The SIU Congress would have representatives from every segment of society; every branch of manufacture, education, medicine, the many sciences, the environment, natural resources, recreation, the different arts, etc., etc. Is there any one of these "industries" that does not involve "social issues"?

And it is definitely not "elitist" to believe that those who specialize in a particular "industry," and who no longer must function under the restraints that capitalism imposed on them, would indeed be qualified to address and advise the Congress on matters that involve their "industry."

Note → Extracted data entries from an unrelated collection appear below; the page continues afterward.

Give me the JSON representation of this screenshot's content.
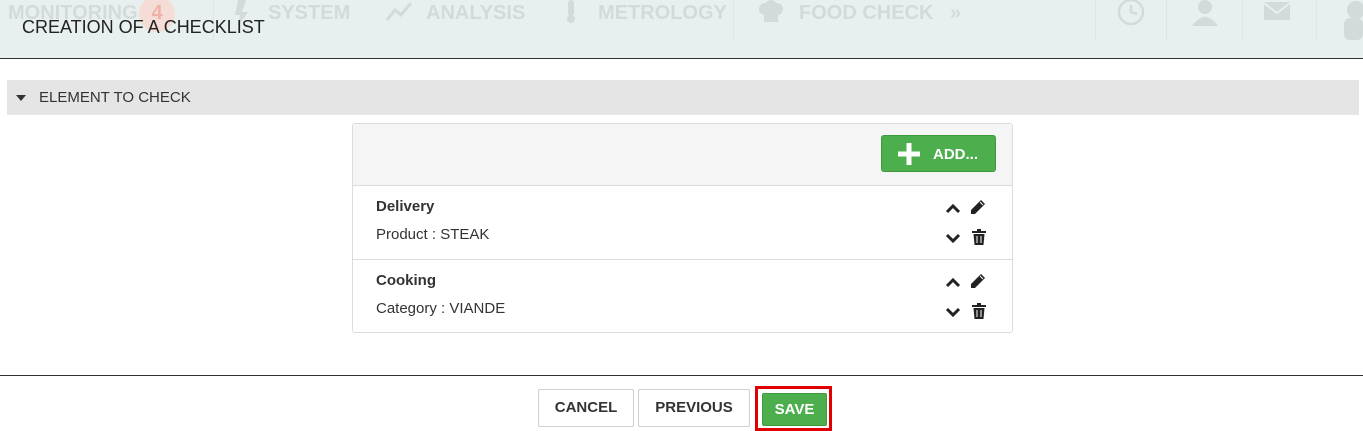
{
  "background_nav": {
    "items": [
      "MONITORING",
      "SYSTEM",
      "ANALYSIS",
      "METROLOGY",
      "FOOD CHECK"
    ],
    "badge_count": "4",
    "icons": [
      "clock-icon",
      "user-icon",
      "mail-icon",
      "chef-icon"
    ]
  },
  "dialog": {
    "title": "CREATION OF A CHECKLIST",
    "section_label": "ELEMENT TO CHECK",
    "add_label": "ADD...",
    "items": [
      {
        "name": "Delivery",
        "detail": "Product : STEAK"
      },
      {
        "name": "Cooking",
        "detail": "Category : VIANDE"
      }
    ]
  },
  "footer": {
    "cancel_label": "CANCEL",
    "previous_label": "PREVIOUS",
    "save_label": "SAVE"
  },
  "colors": {
    "accent_green": "#4cae4c",
    "highlight_red": "#e00000",
    "section_bg": "#e5e5e5"
  }
}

Since, to your way of thinking, the Socialist industrial unions and the SIU Congress are not suitable vehicles to deal with social issues, you argue that we must have a separate political organization once again based on geographic constituencies to deal with those issues. That, to me, is the very antithesis of the integrated Republic of Labor. To explain why a separate political organization is needed, you say that the workers in the industrial unions could not "be reasonably expected to welcome, much less sift through and evaluate for possible social legislation and administration an expected flood of recommendations ... on urgent social matters" while on their jobs.

You do not tell us why the workers must carry on their discussions and evaluations while "on the job," and why these very same workers would "have the time and be in the necessary relaxed frame of mind to do justice to the aforementioned social questions" in a political geographic setting, but not in their industrial unions which would be in place from the start. (And, incidentally, many of the matters you list as "issues," are issues in our present class-divided society, and would not be issues at all in a sane Socialist society.)

It is your assumption that only those engaged in active production would have a voice and vote in the industrial unions. Since in all DeLeonist literature it has been stated that the employed and unemployed would be integrated into the industrial unions, is it not conceivable that every individual would remain a lifetime member of his or her union? However, it is not our place now to set down the specifics; we can only speculate. I think the following, which appears in an old Labor News pamphlet, says it best:

"The Socialist Republic is not to be poured like cast iron into a mould fashioned by us now.

"The constitution of the Socialist Republic will grow out of and be a concrete expression of the experience of the movement which brought it forth. It will most surely recognize, protect, and guarantee the rights of the individual in his or her use of the basic opportunities of life; and its experience will determine the best way of maintaining those rights in perpetuity."